Dan Sims of Pinot Palooza: "Wine isn't rocket science, you just need to find your favourite"
Why so serious?
The art of appreciating wine is a complicated one. It's often tagged with fancy labels and a complex backstory — the origin, process of making, x no of years aged, and the list goes on. As such, consumers like us find ourselves assuming the responsibility of learning about wine just so that we can actually declare that we like it. But here to tell you otherwise is Dan Sims, founder of Pinot Palooza — Australia's largest Pinot Noir and music festival, which is making its way to our shores this month.
We sat down with the renowned wine commentator and sommelier over a few cups of coffee (oh, the irony...) and chatted freely about wine, its underlying snobbery and why Pinot Palooza isn't a festival meant only for wine aficionados.
"When someone talks about wine, they take the position of an educator, which is something you don't have with music or food."
We usually see wine at fancy events like galas and wedding dinners. How did the idea of placing wine in a festival come about?
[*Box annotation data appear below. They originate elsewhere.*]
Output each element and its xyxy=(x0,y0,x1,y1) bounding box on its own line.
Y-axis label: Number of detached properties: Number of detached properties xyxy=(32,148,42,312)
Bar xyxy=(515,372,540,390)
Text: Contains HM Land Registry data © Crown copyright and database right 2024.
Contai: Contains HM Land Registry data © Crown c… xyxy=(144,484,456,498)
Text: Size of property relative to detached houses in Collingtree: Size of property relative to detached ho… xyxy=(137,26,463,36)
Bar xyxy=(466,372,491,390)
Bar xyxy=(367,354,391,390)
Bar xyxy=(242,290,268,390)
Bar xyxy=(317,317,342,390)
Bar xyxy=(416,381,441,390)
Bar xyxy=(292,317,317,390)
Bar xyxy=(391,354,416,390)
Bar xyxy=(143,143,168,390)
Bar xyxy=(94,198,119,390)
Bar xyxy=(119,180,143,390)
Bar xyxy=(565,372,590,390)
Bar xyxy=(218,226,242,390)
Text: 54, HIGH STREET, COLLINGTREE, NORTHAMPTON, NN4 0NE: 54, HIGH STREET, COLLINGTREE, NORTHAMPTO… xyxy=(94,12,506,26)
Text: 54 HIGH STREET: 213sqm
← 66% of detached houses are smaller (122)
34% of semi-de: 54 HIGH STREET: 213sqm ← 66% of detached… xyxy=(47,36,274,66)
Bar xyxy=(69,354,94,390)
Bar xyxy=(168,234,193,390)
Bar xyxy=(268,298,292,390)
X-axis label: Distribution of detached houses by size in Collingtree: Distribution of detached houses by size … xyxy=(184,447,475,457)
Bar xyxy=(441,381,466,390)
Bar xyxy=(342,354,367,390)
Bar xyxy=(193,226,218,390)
When someone talks about wine, they take the position of an educator, which is something you don't have with music or food. We all have our own opinion with our likes and dislikes, so why is wine any different? That was my frustration that I wanted to fix. Pinot Palooza is a throwback to the music festival Lollapalooza — I'm quite a fan of festivals and music, for that matter. The idea came about one evening when I was enjoying Pinot in enthusiastic moderation (as I would like to say), thinking why can't we do festivals with wine in the mix? It started off in 2012, and next thing you know, six years later — we are in nine cities and three countries. It has been quite the snowball effect.
"This is a party where everyone is invited. Fun first, facts second."
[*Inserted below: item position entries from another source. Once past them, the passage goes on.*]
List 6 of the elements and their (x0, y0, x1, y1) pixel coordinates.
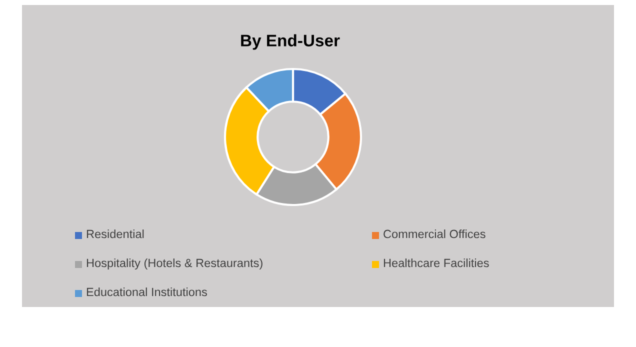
legend-label: Healthcare Facilities (384, 258, 489, 268)
chart-title: By End-User (241, 34, 340, 50)
legend-label: Hospitality (Hotels & Restaurants) (86, 258, 262, 270)
legend-label: Residential (86, 229, 144, 238)
legend-label: Commercial Offices (384, 229, 486, 238)
legend-label: Educational Institutions (86, 287, 207, 296)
What's the idea behind Pinot Palooza?
There's always been a gap when it comes to people who are keen to approach wine with the winemakers themselves. On a first date, you wouldn't necessarily spill everything about yourself to the other party. But unfortunately, that's what happens in a normal scenario between a winemaker and a customer. With Palooza, we're trying to fill the gap with music. People walk around skipping a step and it's awesome. Most of the time, people have to lean in closer to explain the wines, which breaks the stiff barrier and makes it more accessible and fun. There's definitely a good range of wines that we have at Pinot Palooza, but I just want people to find their favourite. Wine, by default, is a social affair. It's not rocket science, you just need to find your favourite. This is a party where everyone is invited. Fun first, facts second.
Please tell us how to pick out the perfect wine from a wine list we know nothing about.
All you need to tell the sommelier is whether you like a light, medium or strong-bodied wine. Don't worry about labels — that's a sommelier's job. It's up to me to figure out what you want within 30 seconds to a minute, match it to your food, and stay within your price point. I think most of us (wine people) by default, like to make wine complicated, and I joke when I say this but it's to justify our existence.
You mentioned food pairings. How do we go about pairing wine with food on our own?
Lighter-flavoured food goes better with lighter-flavoured wine. Full-flavoured food goes better with full-flavoured wine. It's that simple and it's foolproof. At the end of the day, it's about striking a balance.
Where in the world should people travel for wine?
Australia and New Zealand's wine scene is currently going bananas. I think Australian Pinot Noir has never been better. Vines are old and have matured and people are figuring out their way around it. Definitely check out Yarra Valley and Tasmania in Australia, as well as Marlborough in New Zealand.
What's the best way to store wine at home?
In a temperature-controlled fridge. If not, find a room that has a consistent temperature (18 degrees Celsius is best) and keep it there. If it's in a warmer temperature, it means it's going to age faster. It depends what you like — some people like old wines. My advice? It's better to drink your wine too young rather than too old. If it's too old then it's too late.
What can we expect from the upcoming festival in Singapore? How should we navigate around it?
Definitely the best Pinot Noirs from Australia, New Zealand, United States, and Italy. Enjoy it like you would at a festival — we've divided it up this year into the Mainstage, Alternative Stage, New Emerging Artists, and more. Choose from there and then pick the wines allocated in those categories.
"If people drank more wine, the world would be a better place."
Last word of advice for people who are hesitant about wine?
If people drank more wine, the world would be a better place. Wine's not the problem; it's the solution because it's social. Go for it and ignore everyone else. It's absolutely fine if you don't like it. The reason why someone likes a bottle of wine will be the exact reason why someone doesn't like it.